The 58-day strike by pilots of ailing national carrier Air India (AI) proved very costly to the airline's reputation and virtually sealed the decision by Star Alliance not to proceed with its membership, aviation consultancy firm Centre for Asia Pacific Aviation (CAPA) has said in a research report.
AI pilots, unhappy with the management's decision to allow erstwhile Indian Airlines (IA) pilots' for Dreamliner training, had struck work from May 7. The strike had paralysed AI's international operations and had led to a loss of Rs 600 crore.
Star Alliance, the world's largest airline grouping, formed in 1997, consists of 27 member airlines. It includes Lufthansa, Singapore Airlines, Air China, US Airways among others.

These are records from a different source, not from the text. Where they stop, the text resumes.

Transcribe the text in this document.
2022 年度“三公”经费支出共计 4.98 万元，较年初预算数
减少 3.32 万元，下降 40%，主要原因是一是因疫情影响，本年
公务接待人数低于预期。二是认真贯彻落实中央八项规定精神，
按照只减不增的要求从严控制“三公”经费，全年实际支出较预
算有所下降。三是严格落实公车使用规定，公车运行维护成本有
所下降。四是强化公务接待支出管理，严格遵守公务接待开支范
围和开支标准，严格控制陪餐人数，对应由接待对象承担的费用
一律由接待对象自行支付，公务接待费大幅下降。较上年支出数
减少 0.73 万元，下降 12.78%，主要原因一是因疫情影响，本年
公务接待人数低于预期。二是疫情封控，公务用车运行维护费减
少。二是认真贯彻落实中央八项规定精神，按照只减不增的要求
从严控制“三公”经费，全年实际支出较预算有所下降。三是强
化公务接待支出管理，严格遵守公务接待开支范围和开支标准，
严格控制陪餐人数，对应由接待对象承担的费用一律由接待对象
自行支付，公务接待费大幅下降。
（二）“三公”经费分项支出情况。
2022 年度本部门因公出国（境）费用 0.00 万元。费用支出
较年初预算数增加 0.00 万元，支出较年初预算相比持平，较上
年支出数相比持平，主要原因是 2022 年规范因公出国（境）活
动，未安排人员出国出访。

"AI's domestic gross revenue per passenger increased by 46% in Q1 resulting in topline growth of $80 million, despite the impact of the pilots' strike. Based on CAPA estimates, AI's average gross passenger revenue was the highest in the industry at Rs 5,655. As a result, domestic operations showed significant improvement and may have ended the quarter with a small surplus at the operating level," the CAPA report said.
If AI has a chance, CAPA report says, it is now, but it needs a board and management that can seize the initiative.
"For the first time in several years, AI's domestic performance is headed in a positive direction, which could become a trigger for an overall turnaround if the situation is capitalised," CAPA noted.